Poetry: “Two Rooms” by Nels Hanson

“Are the living happier than

the dead?” children wonder

when they turn over a scarlet

 

brick and find a lost Atlantis.

There the worms are dragons

who tell explorers soon they’ll

 

die in a single second on some

certain day so the scene shifts

to summer, a doctor’s packed

 

waiting room. The shadow is

too deep, night itself emerges

from darkening leaves whose

 

emerald hides darkness behind

a secret door. A brightest toy

ages to the amber of October,

 

before the parted lips can sing

a ghostly someone recalls and

hums the old tune.
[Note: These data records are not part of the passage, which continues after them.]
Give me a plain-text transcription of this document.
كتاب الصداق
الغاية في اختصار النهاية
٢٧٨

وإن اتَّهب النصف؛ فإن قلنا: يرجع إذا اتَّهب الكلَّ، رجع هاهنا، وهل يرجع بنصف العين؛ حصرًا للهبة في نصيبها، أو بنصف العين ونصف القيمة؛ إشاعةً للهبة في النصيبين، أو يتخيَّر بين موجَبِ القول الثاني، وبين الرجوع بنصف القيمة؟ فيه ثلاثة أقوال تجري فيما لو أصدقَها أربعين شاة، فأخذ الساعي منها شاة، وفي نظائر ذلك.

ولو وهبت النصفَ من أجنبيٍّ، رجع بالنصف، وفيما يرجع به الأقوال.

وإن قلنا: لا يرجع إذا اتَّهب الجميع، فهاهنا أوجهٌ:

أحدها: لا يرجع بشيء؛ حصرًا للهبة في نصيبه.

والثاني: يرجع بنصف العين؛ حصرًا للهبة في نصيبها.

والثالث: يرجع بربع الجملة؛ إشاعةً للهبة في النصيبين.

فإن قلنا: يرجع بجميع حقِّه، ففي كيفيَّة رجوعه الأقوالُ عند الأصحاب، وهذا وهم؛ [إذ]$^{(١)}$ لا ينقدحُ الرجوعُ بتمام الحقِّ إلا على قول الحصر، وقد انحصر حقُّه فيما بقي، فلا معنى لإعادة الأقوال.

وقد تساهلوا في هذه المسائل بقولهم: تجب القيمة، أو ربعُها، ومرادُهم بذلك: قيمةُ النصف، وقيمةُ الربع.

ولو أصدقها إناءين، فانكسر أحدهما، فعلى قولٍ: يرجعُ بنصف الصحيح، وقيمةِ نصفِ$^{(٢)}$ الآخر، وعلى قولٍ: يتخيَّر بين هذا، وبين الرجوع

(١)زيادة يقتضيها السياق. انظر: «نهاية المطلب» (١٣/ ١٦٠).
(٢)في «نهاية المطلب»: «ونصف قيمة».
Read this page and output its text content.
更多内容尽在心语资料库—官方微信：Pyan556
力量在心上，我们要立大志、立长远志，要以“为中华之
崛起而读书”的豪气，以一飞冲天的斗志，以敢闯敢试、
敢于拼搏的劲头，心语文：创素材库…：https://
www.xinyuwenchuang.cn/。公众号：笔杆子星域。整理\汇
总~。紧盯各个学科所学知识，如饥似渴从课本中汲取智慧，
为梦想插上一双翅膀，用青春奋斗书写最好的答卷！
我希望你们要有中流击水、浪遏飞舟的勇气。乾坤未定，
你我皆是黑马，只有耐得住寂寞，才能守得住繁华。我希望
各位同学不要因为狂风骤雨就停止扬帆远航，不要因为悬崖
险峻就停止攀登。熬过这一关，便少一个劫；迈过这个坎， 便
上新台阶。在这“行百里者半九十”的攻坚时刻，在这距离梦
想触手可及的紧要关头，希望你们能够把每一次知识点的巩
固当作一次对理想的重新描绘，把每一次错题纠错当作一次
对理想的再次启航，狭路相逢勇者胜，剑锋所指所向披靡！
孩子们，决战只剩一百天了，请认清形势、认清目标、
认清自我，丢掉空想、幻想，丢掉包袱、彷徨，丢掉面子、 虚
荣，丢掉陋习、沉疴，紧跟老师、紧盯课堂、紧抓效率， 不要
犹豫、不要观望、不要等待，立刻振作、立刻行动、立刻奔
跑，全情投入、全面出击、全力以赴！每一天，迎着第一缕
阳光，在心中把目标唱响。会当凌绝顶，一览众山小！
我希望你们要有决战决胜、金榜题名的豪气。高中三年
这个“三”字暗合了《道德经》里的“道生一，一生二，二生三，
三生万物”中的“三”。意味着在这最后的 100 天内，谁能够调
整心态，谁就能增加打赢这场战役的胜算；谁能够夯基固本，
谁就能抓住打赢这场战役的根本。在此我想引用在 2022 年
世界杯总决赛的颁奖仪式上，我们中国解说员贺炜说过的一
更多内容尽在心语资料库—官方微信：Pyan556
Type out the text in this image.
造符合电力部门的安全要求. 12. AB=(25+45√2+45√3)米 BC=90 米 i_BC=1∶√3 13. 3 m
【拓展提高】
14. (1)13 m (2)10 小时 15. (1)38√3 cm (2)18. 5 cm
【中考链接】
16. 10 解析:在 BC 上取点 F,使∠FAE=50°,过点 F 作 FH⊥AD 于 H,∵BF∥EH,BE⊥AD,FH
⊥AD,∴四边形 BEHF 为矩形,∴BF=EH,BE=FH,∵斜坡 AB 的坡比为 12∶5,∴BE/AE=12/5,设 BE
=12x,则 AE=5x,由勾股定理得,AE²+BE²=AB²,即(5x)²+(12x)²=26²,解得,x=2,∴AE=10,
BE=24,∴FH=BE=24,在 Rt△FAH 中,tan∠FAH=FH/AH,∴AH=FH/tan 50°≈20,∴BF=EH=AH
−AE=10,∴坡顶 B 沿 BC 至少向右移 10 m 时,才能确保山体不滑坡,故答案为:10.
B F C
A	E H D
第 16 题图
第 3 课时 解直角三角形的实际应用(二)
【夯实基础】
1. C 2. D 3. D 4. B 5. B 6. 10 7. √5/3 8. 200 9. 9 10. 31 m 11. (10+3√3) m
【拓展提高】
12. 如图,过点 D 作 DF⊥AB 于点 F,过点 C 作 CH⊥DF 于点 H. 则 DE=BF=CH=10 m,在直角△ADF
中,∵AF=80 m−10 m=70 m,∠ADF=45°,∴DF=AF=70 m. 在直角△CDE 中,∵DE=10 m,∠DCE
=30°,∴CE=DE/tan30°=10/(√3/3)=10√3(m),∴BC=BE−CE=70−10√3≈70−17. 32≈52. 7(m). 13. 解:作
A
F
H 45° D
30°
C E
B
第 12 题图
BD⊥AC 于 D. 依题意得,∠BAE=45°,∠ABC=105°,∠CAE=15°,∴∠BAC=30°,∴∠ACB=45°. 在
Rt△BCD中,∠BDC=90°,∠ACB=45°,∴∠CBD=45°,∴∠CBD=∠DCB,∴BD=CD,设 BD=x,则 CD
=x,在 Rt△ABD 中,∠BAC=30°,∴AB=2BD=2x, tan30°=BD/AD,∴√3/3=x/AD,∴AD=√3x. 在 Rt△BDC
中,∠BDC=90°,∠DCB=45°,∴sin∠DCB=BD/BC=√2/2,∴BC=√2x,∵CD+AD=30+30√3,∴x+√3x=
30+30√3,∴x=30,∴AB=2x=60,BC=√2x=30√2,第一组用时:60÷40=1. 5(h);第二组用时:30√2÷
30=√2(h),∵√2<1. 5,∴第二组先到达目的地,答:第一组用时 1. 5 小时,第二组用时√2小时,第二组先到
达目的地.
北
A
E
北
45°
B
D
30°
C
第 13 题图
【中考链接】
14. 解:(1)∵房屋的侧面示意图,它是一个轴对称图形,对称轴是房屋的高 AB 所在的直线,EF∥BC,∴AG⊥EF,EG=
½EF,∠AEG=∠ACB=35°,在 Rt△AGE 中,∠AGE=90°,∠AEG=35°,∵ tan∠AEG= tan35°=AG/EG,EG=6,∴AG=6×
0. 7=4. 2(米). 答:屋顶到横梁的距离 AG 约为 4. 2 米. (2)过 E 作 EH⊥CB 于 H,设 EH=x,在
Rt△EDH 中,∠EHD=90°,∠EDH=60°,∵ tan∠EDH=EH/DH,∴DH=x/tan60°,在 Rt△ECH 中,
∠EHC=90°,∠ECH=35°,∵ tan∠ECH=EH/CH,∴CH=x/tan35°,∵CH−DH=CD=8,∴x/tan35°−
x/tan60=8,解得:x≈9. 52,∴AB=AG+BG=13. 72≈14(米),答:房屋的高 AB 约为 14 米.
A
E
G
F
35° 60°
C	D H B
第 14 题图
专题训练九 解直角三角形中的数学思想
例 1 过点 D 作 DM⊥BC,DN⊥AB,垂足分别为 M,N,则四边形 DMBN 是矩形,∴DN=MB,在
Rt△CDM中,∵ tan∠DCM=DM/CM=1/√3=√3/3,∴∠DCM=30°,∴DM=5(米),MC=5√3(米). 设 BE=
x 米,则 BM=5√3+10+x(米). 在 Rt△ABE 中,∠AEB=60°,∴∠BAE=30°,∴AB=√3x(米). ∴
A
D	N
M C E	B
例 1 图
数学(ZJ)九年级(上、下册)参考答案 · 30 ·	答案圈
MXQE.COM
My young

 

father’s brown hair was white

with dust from the drywall’s

spackled nail heads he sanded

 

and my young mother smiled

then said, “At 50 you’re going

to be so handsome!” I heard it

 

through glass, gazing at newest

room of the new house already

ancient, felt a wave of cresting

 

evening I couldn’t stop or slow,

July ditch water racing down

furrows to a shadeless winter.

 

Above me two mourning doves

in a cherry tree sang words they

had by heart when shells broke

 

and spines grew to feathers for

wings though in tall air blue as

heaven there was nowhere to fly.

 

Nels Hanson grew up on a small farm in the San Joaquin Valley of California and has worked as a farmer, teacher and contract writer/editor. His fiction received the San Francisco Foundation’s James D. Phelan Award and Pushcart nominations in 2010, 2012, 2014 and 2016. His poems received a 2014 Pushcart nomination, Sharkpack Review’s 2014 Prospero Prize, and 2015 and 2016 Best of the Net nominations.